Doing the monologue do you feel a bit like a preacher, like Friar Juníper Serra through California?
— No, not an evangelist. I feel we have a need to hear ourselves say certain things, to fix certain ideas, and that this is appreciated. It's a topic that, to some extent, was and is taboo because language carries everything with it, the nation, politics. Self-awareness is very good because you discover you are not alone, and discovering a community makes the gas of humor make you smile, or laugh, depending on the moment. And it's a safe place, which is something that often happens to me when I arrive somewhere, like yesterday in a restaurant in the Raval, and I discover that three tables are speaking Catalan, the waiters are speaking Catalan, the cook is shouting in Catalan, and I relax. I had that feeling of safety that, in situations of marginalization or pressure, I know you experience, for example, women when you don't have to be vigilant all the time, or racialized people when they are in an environment where they don't have to be alert. Without intending to trivialize, I felt safe: the tranquility of being able to express myself, of not having to ask for the menu in Catalan, is part of a peaceful dinner. Creating these kinds of safe environments in language, I think, is interesting and explains a lot.
Now you have to tell us which bar in the Raval it was.
— It's called Arraval, it's very new and you eat very well there.
Are you worried about only speaking to your own people?
— I worry about not going beyond the bubble, but I think not everyone is in the same place. There are people who have one foot here, one foot there. I've been right there. And the tools I've found are what I express in the book, often in the form of a joke, and that would have been very good for me if someone had explained them to me like that.
Now that you have young children, has your perspective changed after having them and seeing them socialize?
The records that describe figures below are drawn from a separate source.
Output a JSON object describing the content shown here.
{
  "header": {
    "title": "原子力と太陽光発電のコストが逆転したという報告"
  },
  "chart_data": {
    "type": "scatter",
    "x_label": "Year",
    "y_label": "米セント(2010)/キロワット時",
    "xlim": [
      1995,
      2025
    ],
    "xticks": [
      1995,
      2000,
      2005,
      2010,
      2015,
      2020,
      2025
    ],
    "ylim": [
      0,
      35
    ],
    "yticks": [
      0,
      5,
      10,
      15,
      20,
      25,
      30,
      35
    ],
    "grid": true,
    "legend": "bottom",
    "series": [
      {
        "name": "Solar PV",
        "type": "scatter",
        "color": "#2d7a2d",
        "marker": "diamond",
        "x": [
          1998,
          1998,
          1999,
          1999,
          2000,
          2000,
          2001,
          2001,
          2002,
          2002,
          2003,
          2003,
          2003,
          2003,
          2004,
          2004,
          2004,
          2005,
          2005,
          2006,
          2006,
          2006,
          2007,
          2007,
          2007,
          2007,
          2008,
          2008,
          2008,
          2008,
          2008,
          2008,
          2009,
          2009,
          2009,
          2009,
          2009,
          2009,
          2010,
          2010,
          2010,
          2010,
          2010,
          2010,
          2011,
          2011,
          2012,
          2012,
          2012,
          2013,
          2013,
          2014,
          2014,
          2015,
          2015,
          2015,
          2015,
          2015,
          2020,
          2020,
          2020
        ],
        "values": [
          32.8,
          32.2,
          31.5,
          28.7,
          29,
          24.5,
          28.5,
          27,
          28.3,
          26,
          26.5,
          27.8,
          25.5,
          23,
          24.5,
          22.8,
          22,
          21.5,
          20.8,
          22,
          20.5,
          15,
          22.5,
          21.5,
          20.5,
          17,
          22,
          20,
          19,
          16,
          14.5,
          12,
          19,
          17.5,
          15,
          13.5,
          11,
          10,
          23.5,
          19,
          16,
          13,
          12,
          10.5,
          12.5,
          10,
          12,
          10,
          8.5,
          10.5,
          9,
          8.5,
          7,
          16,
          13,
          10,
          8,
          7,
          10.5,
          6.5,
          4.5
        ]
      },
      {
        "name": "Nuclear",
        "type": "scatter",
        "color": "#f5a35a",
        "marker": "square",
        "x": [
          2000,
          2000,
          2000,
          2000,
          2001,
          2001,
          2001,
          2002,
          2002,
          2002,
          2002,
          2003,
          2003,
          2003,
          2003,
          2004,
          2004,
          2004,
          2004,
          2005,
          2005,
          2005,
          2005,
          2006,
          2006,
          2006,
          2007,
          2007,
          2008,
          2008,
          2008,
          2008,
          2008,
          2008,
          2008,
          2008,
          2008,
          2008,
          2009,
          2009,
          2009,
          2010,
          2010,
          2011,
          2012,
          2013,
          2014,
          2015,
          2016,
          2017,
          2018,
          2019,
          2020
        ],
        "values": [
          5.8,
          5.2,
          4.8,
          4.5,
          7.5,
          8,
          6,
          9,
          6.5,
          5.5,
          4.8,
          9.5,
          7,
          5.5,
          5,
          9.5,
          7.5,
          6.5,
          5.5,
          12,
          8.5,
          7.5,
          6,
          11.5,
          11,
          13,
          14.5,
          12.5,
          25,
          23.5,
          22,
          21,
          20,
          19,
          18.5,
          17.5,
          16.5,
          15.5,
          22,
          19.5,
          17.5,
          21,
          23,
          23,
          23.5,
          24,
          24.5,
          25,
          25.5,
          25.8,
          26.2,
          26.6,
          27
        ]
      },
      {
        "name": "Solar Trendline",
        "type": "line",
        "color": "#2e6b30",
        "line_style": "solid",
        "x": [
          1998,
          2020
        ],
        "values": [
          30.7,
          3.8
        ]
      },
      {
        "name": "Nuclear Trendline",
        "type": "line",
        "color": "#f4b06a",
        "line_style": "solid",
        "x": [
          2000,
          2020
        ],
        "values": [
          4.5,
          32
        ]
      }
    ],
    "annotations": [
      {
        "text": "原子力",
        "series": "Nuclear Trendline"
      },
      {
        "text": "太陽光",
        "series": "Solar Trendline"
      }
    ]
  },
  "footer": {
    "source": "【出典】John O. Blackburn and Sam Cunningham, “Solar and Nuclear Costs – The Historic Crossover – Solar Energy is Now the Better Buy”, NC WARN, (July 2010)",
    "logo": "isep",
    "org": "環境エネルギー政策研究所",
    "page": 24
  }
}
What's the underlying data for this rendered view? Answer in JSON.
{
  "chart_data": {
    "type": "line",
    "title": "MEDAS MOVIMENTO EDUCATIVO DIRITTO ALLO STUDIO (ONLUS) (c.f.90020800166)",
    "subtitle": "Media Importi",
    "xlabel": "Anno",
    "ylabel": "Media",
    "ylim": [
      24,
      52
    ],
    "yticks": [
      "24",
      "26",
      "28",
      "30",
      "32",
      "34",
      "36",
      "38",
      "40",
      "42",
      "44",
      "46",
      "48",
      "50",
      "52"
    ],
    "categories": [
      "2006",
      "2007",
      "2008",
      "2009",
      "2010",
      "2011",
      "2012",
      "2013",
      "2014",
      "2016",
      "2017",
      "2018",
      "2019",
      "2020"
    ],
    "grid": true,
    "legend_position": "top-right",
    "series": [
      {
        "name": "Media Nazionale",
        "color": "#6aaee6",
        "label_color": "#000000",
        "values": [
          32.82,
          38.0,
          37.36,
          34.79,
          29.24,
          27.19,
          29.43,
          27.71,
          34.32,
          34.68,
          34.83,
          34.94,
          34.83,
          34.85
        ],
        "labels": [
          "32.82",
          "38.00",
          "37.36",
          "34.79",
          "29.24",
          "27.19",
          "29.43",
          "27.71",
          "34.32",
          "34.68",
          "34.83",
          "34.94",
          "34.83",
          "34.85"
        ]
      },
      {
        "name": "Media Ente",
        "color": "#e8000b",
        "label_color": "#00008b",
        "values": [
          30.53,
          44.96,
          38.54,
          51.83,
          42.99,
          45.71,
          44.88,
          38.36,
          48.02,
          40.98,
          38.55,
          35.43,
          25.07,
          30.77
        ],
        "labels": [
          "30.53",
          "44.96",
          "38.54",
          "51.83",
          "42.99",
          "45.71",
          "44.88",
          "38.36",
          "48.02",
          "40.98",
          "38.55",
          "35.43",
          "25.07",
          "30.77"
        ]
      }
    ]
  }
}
— One of the fundamental reasons for writing this book is that I want to leave my children something truly relevant, dignified, and that will serve them for the future, and that is some reflections on language, on what it means to be a minority language and what to do to stop being one. I believe that language is the most powerful thing that their mother and I will give them, it is not a small thing. A language is a place to return to, it is home, it is how you configure your entire brain, all your experiences, all your history, they are your roots. My son has become a preserver of the language and it has surprised me, because at his age I did not have this awareness. It has taken me 40 years to reach this conclusion that my son has reached in 6 years. In this sense, I am proud, I am optimistic and I am hopeful.